I am not really familiar with BEDOPS (other than hearing of it before), I usually use bedtools, which from what I can gather is somewhat similar. I will take a look at BEDOPS now to see if your strategy will work for me.

In the mean time let me just ask you this: Using the pipeline/strategy you laid out, do you think it would be feasible to calculate the means of merged sites, weighted by their unmerged value in the `coverage_` column? This is in regards to part 2 of my question. I would like to calculate the coverage weighted means of the merged areas.

I ended up writing an R script to do this for me in the mean time, but it is really ugly and I'm afraid it is going to be very slow, so I am interested in trying to get BEDOPS to work so I don't waste time when I process more files.

That was what I meant by preprocessing the scores, since you have weights for each region. You could do this in R, then `write.table()` to write out BED files. Once you have done the set operations, you are then calculating the mean of preprocessed (pre-weighted) scores. If you're more familiar with bedtools, you could use that instead, assuming it does the same set and map operations I outlined above.
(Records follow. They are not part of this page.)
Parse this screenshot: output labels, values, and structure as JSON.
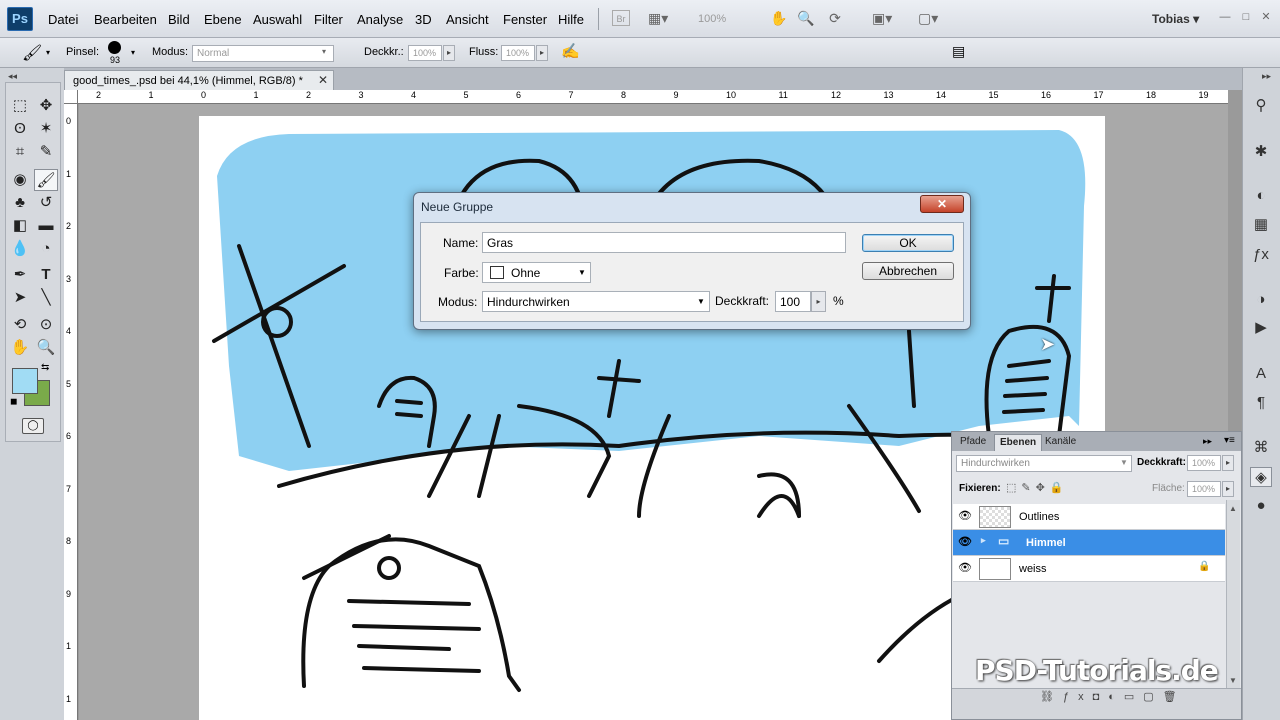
{
  "app": {
    "logo": "Ps",
    "user": "Tobias",
    "zoom": "100%"
  },
  "menu": [
    "Datei",
    "Bearbeiten",
    "Bild",
    "Ebene",
    "Auswahl",
    "Filter",
    "Analyse",
    "3D",
    "Ansicht",
    "Fenster",
    "Hilfe"
  ],
  "options": {
    "brush_label": "Pinsel:",
    "brush_size": "93",
    "mode_label": "Modus:",
    "mode_value": "Normal",
    "opacity_label": "Deckkr.:",
    "opacity_value": "100%",
    "flow_label": "Fluss:",
    "flow_value": "100%"
  },
  "document": {
    "tab_title": "good_times_.psd bei 44,1% (Himmel, RGB/8) *"
  },
  "ruler": {
    "h_ticks": [
      "2",
      "1",
      "0",
      "1",
      "2",
      "3",
      "4",
      "5",
      "6",
      "7",
      "8",
      "9",
      "10",
      "11",
      "12",
      "13",
      "14",
      "15",
      "16",
      "17",
      "18",
      "19"
    ],
    "v_ticks": [
      "0",
      "1",
      "2",
      "3",
      "4",
      "5",
      "6",
      "7",
      "8",
      "9",
      "1",
      "1"
    ]
  },
  "dialog": {
    "title": "Neue Gruppe",
    "name_label": "Name:",
    "name_value": "Gras",
    "color_label": "Farbe:",
    "color_value": "Ohne",
    "mode_label": "Modus:",
    "mode_value": "Hindurchwirken",
    "opacity_label": "Deckkraft:",
    "opacity_value": "100",
    "opacity_unit": "%",
    "ok_label": "OK",
    "cancel_label": "Abbrechen"
  },
  "layers_panel": {
    "tabs": [
      "Pfade",
      "Ebenen",
      "Kanäle"
    ],
    "blend_mode": "Hindurchwirken",
    "opacity_label": "Deckkraft:",
    "opacity_value": "100%",
    "lock_label": "Fixieren:",
    "fill_label": "Fläche:",
    "fill_value": "100%",
    "layers": [
      {
        "name": "Outlines"
      },
      {
        "name": "Himmel"
      },
      {
        "name": "weiss"
      }
    ]
  },
  "colors": {
    "foreground": "#a1dcf4",
    "background": "#7aaa4a",
    "sky": "#8ed0f2",
    "selection": "#3a8ee6"
  },
  "watermark": "PSD-Tutorials.de"
}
I'm not really familiar with it so I can't speak to its use here, but there are lots of bedtools people here, so I'm sure someone who knows could comment.

I am not exactly sure what you mean by "preprocess the scores"? I am trying to calculate the scores based on whether they merge or not, so how could I pre-calculate if I don't yet know what the overall merged region will contain?

For example, if there are 3 sites that are merged:

``````Coverage weighted mean = (val1 * coverage1 + val2* coverage2 + val3*coverage3) / (coverage1+2+3)
``````

I could calculate the weight for a site (i.e. `val1*coverage1`), but I must know how many and which sites will merge in order to calculate the denominator for the equation right? Or am I missing something simple here?

Thanks again for your help. By the way I've started looking into BEDOPS and now I definitely plan on using this for some of my downstream analyses, so thanks for pointing me in that direction.